30.10.2012

Patentrecht: Schematische Darstellungen offenbaren keine exakten Abmessungen

Es entspricht der einhelligen Auffassung in Rechtsprechung und Literatur, dass schematische Darstellungen, wie sie üblicherweise in Patentschriften zu finden sind, regelmäßig nur das Prinzip der beanspruchten Vorrichtung offenbaren, nicht aber exakte Abmessungen. Infolgedessen ist ein Gericht grundsätzlich nicht verpflichtet, einen Beteiligten zur Wahrung des rechtlichen Gehörs ausdrücklich darauf hinzuweisen, dass es eine in einer Patentschrift wiedergegebene Zeichnung nur als schematische Darstellung und nicht als maßstabsgerechte Konstruktionszeichnung ansieht.

BGH 16.10.2012, X ZB 10/11
Der Sachverhalt:
Die Rechtsbeschwerdeführerin war Inhaberin eines deutschen Patents, das eine Steckverbindung betraf und im August 2005 angemeldet worden war.

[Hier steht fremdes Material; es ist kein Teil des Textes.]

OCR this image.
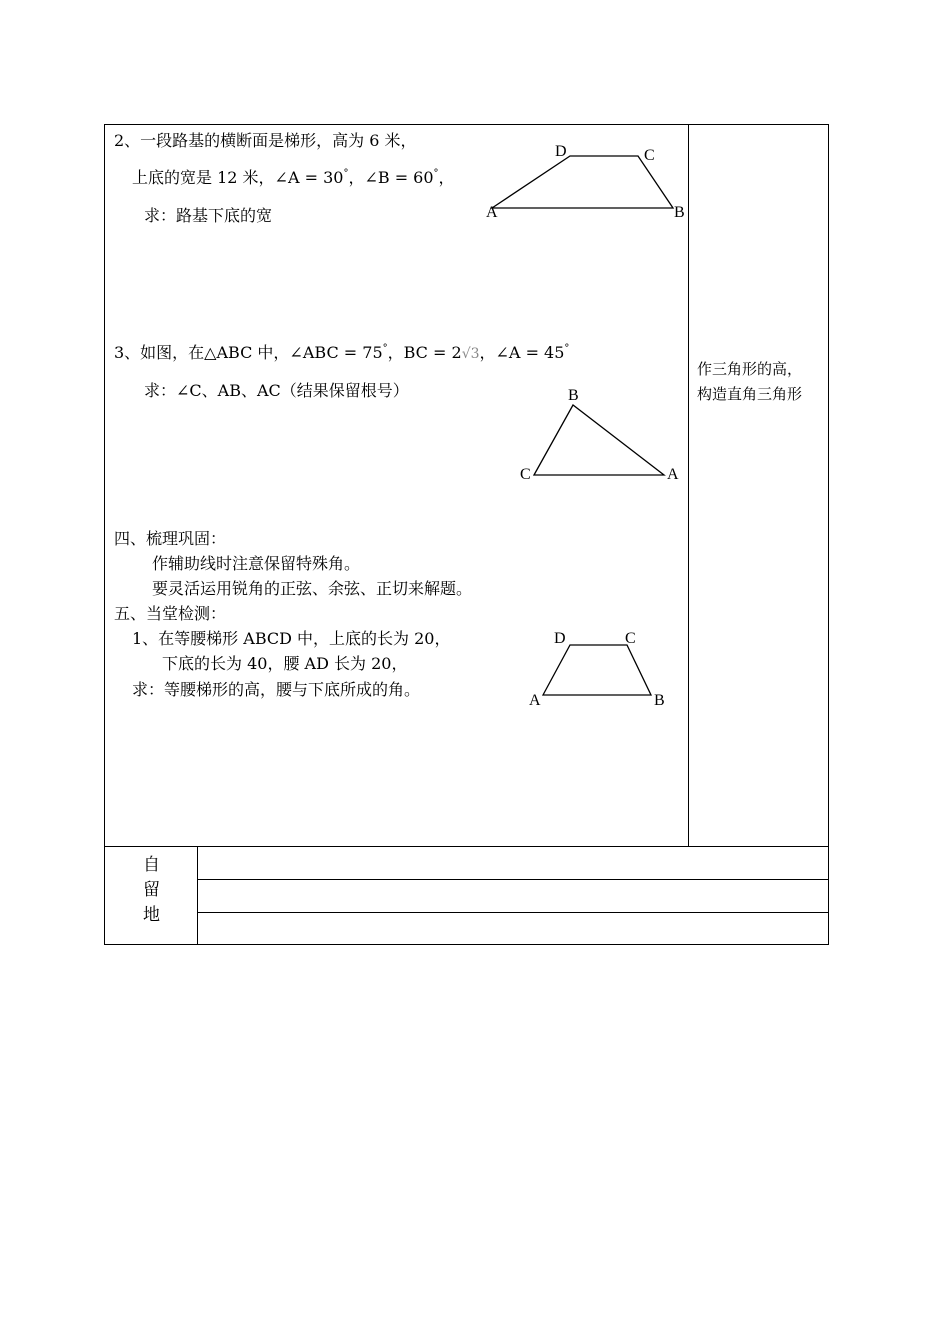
2、一段路基的横断面是梯形，高为 6 米，
上底的宽是 12 米，∠A = 30°，∠B = 60°，
求：路基下底的宽
3、如图，在△ABC 中，∠ABC = 75°，BC = 2√3，∠A = 45°
求：∠C、AB、AC（结果保留根号）
四、梳理巩固：
作辅助线时注意保留特殊角。
要灵活运用锐角的正弦、余弦、正切来解题。
五、当堂检测：
1、在等腰梯形 ABCD 中，上底的长为 20，
下底的长为 40，腰 AD 长为 20，
求：等腰梯形的高，腰与下底所成的角。
作三角形的高，
构造直角三角形
自
留
地
D	C
A	B
B
C	A
D	C
A	B
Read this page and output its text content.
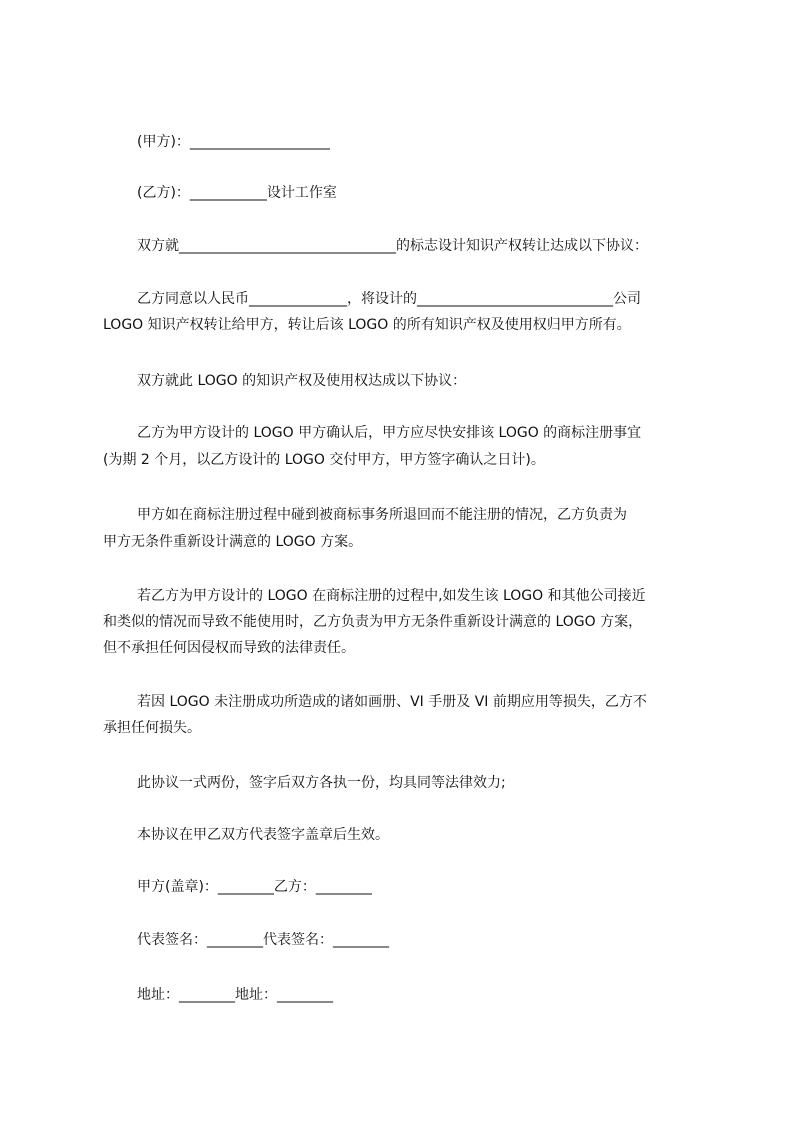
(甲方)：____________________
(乙方)：___________设计工作室
双方就_______________________________的标志设计知识产权转让达成以下协议：
乙方同意以人民币______________，将设计的____________________________公司
LOGO 知识产权转让给甲方，转让后该 LOGO 的所有知识产权及使用权归甲方所有。
双方就此 LOGO 的知识产权及使用权达成以下协议：
乙方为甲方设计的 LOGO 甲方确认后，甲方应尽快安排该 LOGO 的商标注册事宜
(为期 2 个月，以乙方设计的 LOGO 交付甲方，甲方签字确认之日计)。
甲方如在商标注册过程中碰到被商标事务所退回而不能注册的情况，乙方负责为
甲方无条件重新设计满意的 LOGO 方案。
若乙方为甲方设计的 LOGO 在商标注册的过程中,如发生该 LOGO 和其他公司接近
和类似的情况而导致不能使用时，乙方负责为甲方无条件重新设计满意的 LOGO 方案，
但不承担任何因侵权而导致的法律责任。
若因 LOGO 未注册成功所造成的诸如画册、VI 手册及 VI 前期应用等损失，乙方不
承担任何损失。
此协议一式两份，签字后双方各执一份，均具同等法律效力;
本协议在甲乙双方代表签字盖章后生效。
甲方(盖章)：________乙方：________
代表签名：________代表签名：________
地址：________地址：________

Patentanspruch 1, auf den sechs weitere Ansprüche zurückbezogen sind, lautete:

"Steckverbindung mit wenigstens drei vielpoligen Kontaktreihen, vorzugsweise aus Messer- und Federleisten bestehende Steckverbindungen, wobei die Messerleisten (100) mindestens ein erstes Kontaktelement (120) und die Federleisten (200) mindestens ein zweites, zum ersten Kontaktelement korrespondierendes Kontaktelement (220) aufweisen, dadurch gekennzeichnet, dass Lötanschlüsse (128, 228; 128', 228') der Kontaktelemente (120, 220; 120', 220') wenigstens einer Kontaktreihe so angeordnet sind, dass die Abstände zwischen den Lötanschlüssen (128, 228; 128', 228') der Kontaktelemente (120, 220; 120', 220') dieser wenigstens einen Kontaktreihe und den Lötanschlüssen (128, 228; 128', 228') der Kontaktelemente (120, 220; 120', 220') der restlichen Kontaktreihen größer sind als die Abstände zwischen den Lötanschlüssen (128, 228; 128', 228') der Kontaktelemente (120, 220; 120', 220') innerhalb der restlichen Kontaktreihen."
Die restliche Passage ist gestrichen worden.